The Budapest Criteria require: (1) continuing pain disproportionate to the inciting event; (2) at least one symptom in three of four categories (sensory, vasomotor, sudomotor/edema, motor/trophic); (3) at least one sign in two of four categories confirmed on examination; and (4) no other diagnosis better explaining the symptoms. These criteria were validated by Harden et al. (2010) and are the international standard for CRPS diagnosis.
What is the difference between CRPS Type I and Type II?
CRPS Type I (formerly reflex sympathetic dystrophy) occurs without confirmed nerve injury. CRPS Type II (formerly causalgia) occurs with a confirmed nerve lesion. Both share the same diagnostic criteria and treatment approaches. In personal injury cases, CRPS Type I is more common and typically follows soft-tissue injury, fractures, or surgery.
Why do insurance companies often deny CRPS medications?

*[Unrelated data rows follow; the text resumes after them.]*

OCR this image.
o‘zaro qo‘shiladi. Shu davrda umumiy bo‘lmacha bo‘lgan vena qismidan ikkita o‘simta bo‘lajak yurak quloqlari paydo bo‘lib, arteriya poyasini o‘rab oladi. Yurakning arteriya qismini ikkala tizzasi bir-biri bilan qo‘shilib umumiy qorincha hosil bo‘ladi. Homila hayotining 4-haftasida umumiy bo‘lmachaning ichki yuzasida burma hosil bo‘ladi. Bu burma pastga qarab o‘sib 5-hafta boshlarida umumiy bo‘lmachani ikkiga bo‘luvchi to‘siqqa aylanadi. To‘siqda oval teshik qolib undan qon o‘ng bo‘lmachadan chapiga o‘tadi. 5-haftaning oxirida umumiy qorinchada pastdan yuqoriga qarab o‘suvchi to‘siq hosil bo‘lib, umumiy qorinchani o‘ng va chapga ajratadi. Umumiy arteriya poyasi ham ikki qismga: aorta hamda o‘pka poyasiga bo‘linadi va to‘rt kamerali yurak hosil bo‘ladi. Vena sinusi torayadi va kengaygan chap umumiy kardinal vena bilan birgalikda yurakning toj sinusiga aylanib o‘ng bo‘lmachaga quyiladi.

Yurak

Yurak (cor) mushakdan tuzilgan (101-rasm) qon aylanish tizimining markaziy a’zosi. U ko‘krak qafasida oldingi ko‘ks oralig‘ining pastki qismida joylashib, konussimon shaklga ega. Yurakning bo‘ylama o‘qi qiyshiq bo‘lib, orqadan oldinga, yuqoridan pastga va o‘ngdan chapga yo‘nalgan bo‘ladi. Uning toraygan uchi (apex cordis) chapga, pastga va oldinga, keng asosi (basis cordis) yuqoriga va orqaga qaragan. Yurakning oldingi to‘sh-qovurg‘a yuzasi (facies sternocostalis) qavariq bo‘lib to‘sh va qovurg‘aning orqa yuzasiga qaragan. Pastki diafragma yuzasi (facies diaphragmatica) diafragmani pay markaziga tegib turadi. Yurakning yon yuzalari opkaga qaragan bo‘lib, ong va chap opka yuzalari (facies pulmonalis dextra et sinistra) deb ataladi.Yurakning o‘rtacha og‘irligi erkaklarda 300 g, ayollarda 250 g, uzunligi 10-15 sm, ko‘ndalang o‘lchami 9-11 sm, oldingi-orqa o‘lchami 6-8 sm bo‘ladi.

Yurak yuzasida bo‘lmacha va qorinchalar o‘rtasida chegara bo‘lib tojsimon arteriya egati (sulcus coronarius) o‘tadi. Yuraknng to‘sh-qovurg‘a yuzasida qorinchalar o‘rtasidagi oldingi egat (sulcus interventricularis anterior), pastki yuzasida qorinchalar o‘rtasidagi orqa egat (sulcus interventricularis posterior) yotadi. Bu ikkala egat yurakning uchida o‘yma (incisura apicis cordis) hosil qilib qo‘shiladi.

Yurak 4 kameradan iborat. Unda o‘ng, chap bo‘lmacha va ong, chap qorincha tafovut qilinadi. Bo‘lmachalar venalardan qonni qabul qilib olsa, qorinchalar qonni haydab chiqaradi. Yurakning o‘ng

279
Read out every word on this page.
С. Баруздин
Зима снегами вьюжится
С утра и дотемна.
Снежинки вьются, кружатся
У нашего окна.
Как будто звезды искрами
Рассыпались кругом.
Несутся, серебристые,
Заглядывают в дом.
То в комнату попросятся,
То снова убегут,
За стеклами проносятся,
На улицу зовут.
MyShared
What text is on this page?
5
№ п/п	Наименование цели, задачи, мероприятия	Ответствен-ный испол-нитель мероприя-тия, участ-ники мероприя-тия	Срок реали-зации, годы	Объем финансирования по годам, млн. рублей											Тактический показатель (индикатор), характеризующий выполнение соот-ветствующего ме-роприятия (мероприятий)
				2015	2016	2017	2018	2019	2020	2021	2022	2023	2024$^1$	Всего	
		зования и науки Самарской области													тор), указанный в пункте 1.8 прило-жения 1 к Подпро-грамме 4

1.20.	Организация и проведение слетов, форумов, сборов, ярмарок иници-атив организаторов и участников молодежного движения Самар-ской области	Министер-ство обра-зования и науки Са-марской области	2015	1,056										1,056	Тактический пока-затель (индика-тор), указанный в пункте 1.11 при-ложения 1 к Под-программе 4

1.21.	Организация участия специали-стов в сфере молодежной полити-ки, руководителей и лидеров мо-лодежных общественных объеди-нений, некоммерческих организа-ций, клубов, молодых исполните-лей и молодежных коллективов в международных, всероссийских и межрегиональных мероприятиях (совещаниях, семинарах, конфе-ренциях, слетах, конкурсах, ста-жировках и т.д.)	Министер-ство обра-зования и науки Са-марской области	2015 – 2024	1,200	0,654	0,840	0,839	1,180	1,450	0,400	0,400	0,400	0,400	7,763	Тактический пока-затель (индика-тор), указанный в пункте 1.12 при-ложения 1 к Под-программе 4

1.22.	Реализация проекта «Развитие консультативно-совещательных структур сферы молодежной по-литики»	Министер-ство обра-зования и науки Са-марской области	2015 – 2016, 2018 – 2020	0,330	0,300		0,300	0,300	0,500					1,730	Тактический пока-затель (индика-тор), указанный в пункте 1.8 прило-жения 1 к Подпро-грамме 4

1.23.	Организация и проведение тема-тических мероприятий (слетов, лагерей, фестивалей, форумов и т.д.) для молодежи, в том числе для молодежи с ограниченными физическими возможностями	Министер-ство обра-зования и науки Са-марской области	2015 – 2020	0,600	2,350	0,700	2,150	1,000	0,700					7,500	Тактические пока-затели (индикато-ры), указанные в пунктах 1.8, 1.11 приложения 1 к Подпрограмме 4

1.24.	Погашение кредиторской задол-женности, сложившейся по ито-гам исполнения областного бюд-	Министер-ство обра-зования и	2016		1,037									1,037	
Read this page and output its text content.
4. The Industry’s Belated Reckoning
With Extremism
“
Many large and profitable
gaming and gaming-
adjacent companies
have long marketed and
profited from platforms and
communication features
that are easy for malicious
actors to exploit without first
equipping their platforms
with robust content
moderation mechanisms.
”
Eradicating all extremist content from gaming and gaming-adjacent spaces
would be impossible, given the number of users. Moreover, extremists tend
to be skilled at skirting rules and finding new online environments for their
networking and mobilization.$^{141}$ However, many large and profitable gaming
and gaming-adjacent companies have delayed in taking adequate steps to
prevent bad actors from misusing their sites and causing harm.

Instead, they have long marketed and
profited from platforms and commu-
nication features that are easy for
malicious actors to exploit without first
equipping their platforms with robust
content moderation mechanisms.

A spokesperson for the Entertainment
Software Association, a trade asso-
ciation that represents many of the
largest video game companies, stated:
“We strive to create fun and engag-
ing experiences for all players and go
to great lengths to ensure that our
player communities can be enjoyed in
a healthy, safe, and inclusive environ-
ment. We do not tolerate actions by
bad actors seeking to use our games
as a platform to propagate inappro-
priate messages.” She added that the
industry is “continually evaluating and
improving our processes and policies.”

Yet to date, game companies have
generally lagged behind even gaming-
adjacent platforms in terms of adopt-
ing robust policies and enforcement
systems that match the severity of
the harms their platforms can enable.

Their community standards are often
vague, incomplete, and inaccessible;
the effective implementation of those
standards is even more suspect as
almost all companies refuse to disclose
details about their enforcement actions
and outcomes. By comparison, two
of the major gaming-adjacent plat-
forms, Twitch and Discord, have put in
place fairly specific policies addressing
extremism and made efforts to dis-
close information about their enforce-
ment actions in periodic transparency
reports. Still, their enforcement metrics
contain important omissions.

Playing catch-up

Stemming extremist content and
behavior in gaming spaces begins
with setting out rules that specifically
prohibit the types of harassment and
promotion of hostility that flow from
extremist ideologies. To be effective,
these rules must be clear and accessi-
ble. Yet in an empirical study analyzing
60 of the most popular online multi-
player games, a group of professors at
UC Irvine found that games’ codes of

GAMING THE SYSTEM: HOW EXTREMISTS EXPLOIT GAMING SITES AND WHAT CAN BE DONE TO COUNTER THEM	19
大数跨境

Standard insurance plans frequently deny CRPS medications because many — including low-dose naltrexone, compounded topical agents, and ketamine infusions — are used off-label or are not FDA-approved specifically for CRPS. Insurers may classify them as experimental. A pharmacy lien bypasses these denials by covering medications through the PI settlement.
How does a pharmacy lien help CRPS patients?
A pharmacy lien covers CRPS medications including gabapentin, nortriptyline, topical compounds, and bisphosphonate prescriptions at zero upfront cost. The lien attaches to the PI settlement and is paid at case resolution. For CRPS patients whose insurance frequently denies specialty medications, the pharmacy lien is often the primary access mechanism for treatment.